Among Edgar Allan Poe's preffered words are: little, night, eye, day, thing, thought, matter.

In [None]:
plt.figure(figsize=(20,20))
wc = WordCloud(background_color="black", max_words=100, 
               stopwords=eng_stopwords, max_font_size= 40)
wc.generate(" ".join(HPL_text))
plt.title("HP Lovecraft\n", fontsize=30)
plt.imshow(wc.recolor(colormap= 'viridis', random_state=17))
plt.axis('off')

Similar to Poe,  you can see that HP Lovecraft's favours words such as: night, strange, street, thing, dream, time. These go hand in hand with the idea of the “unnameable”, the “unspeakable”, and the “indescribable, as well as the ancient cults associated with the mystic Cthulhu creature.

In [None]:
plt.figure(figsize=(20,20))
wc = WordCloud(background_color="black", max_words=100, 
               stopwords=eng_stopwords, max_font_size= 40)
wc.generate(" ".join(MWS_text))
plt.title("Mary Shelley\n", fontsize= 30)
plt.imshow(wc.recolor(colormap= 'viridis' , random_state=17))
plt.axis('off')

On the other hand, we can see that Mary Shelley preffers more optimistic words: life, hope, friend, love, thought, heart. Also, the character Raymond appears quite a bit in the texts.

Let's display a plot to show the distribution of number of words from texts for each author. Given that we're using the texts without stop words, you can notice that the majority clusters around 10 words:

In [None]:
## Number of words in the text ##
df_train["num_words"] = df_train["clean_text"].apply(lambda x: len(str(x).split()))
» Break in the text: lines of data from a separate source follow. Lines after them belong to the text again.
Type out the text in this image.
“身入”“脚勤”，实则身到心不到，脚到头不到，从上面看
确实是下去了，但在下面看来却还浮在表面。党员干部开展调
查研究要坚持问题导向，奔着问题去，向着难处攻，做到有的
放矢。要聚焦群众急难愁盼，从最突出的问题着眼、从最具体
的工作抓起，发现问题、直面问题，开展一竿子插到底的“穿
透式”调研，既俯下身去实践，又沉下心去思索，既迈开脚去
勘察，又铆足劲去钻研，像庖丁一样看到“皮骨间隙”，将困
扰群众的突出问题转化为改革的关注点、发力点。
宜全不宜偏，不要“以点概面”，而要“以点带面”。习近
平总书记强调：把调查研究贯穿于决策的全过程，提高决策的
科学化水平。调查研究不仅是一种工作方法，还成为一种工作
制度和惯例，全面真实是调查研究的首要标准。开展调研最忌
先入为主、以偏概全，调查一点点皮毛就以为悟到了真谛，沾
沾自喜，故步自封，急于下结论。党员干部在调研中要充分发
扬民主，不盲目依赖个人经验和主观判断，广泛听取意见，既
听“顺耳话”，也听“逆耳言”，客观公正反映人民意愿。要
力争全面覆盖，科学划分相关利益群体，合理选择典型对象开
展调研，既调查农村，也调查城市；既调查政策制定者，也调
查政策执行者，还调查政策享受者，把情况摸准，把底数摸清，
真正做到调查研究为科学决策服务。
plt.figure(figsize=(14,8))
sns.violinplot(x='num_words', y='author', data=df_train[df_train["num_words"] <= 30])
plt.xlabel('Number of words in text', fontsize=14)
plt.ylabel('Author Name', fontsize=14)
plt.title('Number of words by author', fontsize=14)
plt.show()

In [None]:
df_train["num_puncts"] = df_train['text'].apply(lambda x: len([c for c in str(x) \
                                                                     if c in string.punctuation]) )
plt.figure(figsize=(14,8))
sns.violinplot(x='num_puncts', y='author', data=df_train[df_train['num_puncts'] <= 10])
plt.xlabel('Author Name', fontsize=14)
plt.ylabel('Number of punctuations by author', fontsize=14)
plt.title('Number of puntuations in text', fontsize=14)
plt.show()

# 2. Natural Language Processing

**Natural Language Toolkit (NLTK)** is a comprehensive Python library for natural language processing and text analytics. More information can be found at http://www.nltk.org/, and demos of select NLTK functionality and production-ready APIs are available at http://text-processing.com.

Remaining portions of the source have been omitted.